=Issue 1=I came to realise yesterday how traumatising I can be to the people around me... I forgot that the genre of choral music doesn't interest everyone, especially when they are only hearing part of the song while the whole song is playing through my head as I practice my part. To those whom I've traumatise for quite awhile, esp after I started humming most of the time since Wasbe event is drawing near and me, being a musically handicap person, was in great need to memorise the parts of all 3 songs...
I am Sorry.
BUT, as much as I'm not angry about it, I did mind the various remarks that I received whenever I started humming... Feel free to ask me to stop humming, just leave out the remarks... And I will try not to hum anymore in front of you all..
=Issue 2=Linking to the above issue, I think I'm seriously lacking in rest as well as time for myself.

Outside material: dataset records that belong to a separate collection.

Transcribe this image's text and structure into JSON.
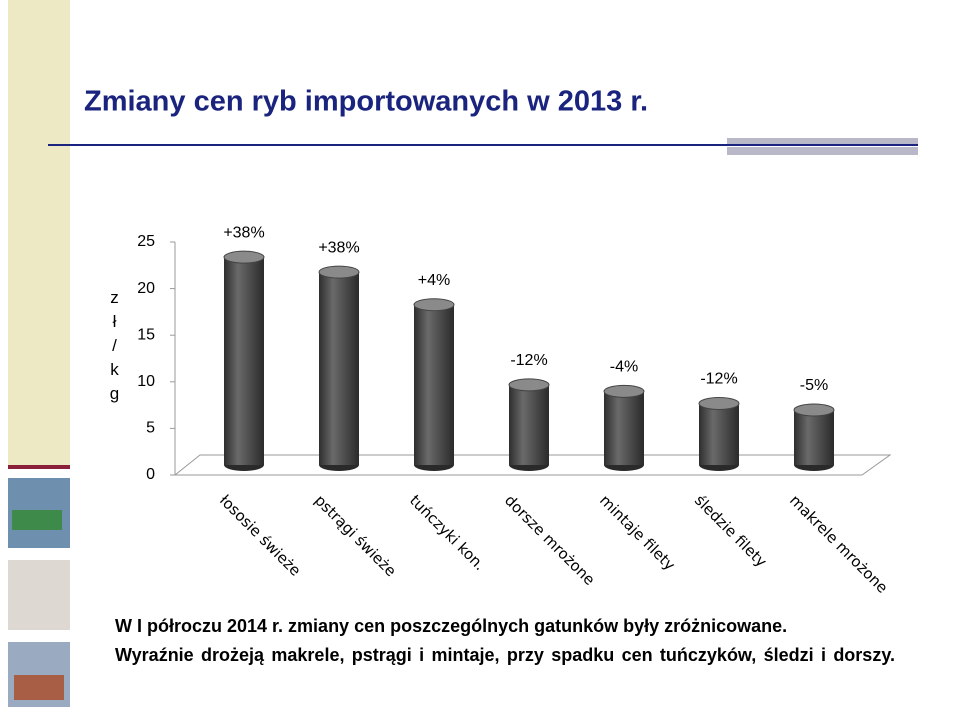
{
  "chart_data": {
    "type": "bar3d",
    "title": "Zmiany cen ryb importowanych w 2013 r.",
    "y_label": "zł/kg",
    "categories": [
      "łososie świeże",
      "pstrągi świeże",
      "tuńczyki kon.",
      "dorsze mrożone",
      "mintaje filety",
      "śledzie filety",
      "makrele mrożone"
    ],
    "values": [
      22.3,
      20.7,
      17.2,
      8.6,
      7.9,
      6.6,
      5.9
    ],
    "annotations": [
      "+38%",
      "+38%",
      "+4%",
      "-12%",
      "-4%",
      "-12%",
      "-5%"
    ],
    "color": "#4a4a4a",
    "ylim": [
      0,
      25
    ],
    "yticks": [
      0,
      5,
      10,
      15,
      20,
      25
    ],
    "grid": false
  },
  "body": [
    "W I półroczu 2014 r. zmiany cen poszczególnych gatunków były zróżnicowane.",
    "Wyraźnie drożeją makrele, pstrągi i mintaje, przy spadku cen tuńczyków, śledzi i dorszy."
  ]
}
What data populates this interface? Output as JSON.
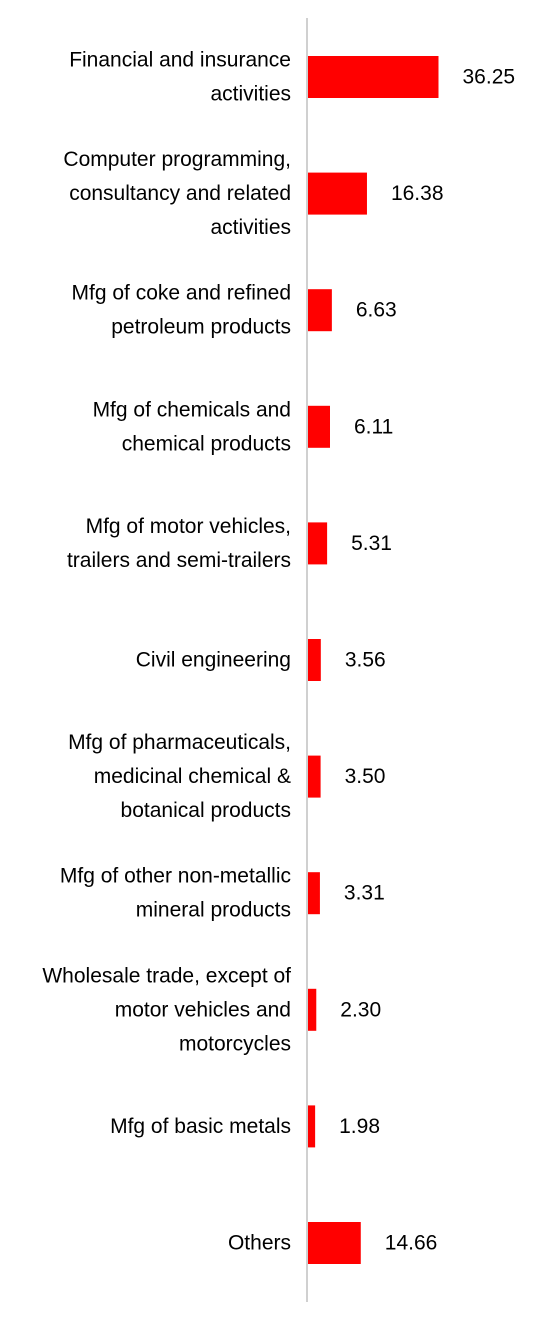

In normal days, I wouldn't have bothered about those remarks made at all. But due to insufficient rest, my temper has been on the raise and my patience have dipped quite abit. So, to those around me, this serves as a notice to all of you, my volcano's been erupting for the past few weeks and I'm in irritable mode. Hopefully, the one week break will do the trick and bring me back to normal mode.
=Issue 3=Taking advice from 2 people who have graciously lent me their ears for me to rattle things off my chest, I'm going to rid myself of a duty that I've been doing for more than 1 year. First of all, I must specify that this was a duty that I didn't mind doing in the first place. But over the year, as the responses get more and more lethargic, I got more and more tired... Hence, I think its time for me to take a break and rid this responsibility.
If one hopes for the friendship to go a long way, both parties must continue to make the effort... otherwise it will never work out.
Until this happens, I shall stop this single effort of mine and focus elsewhere.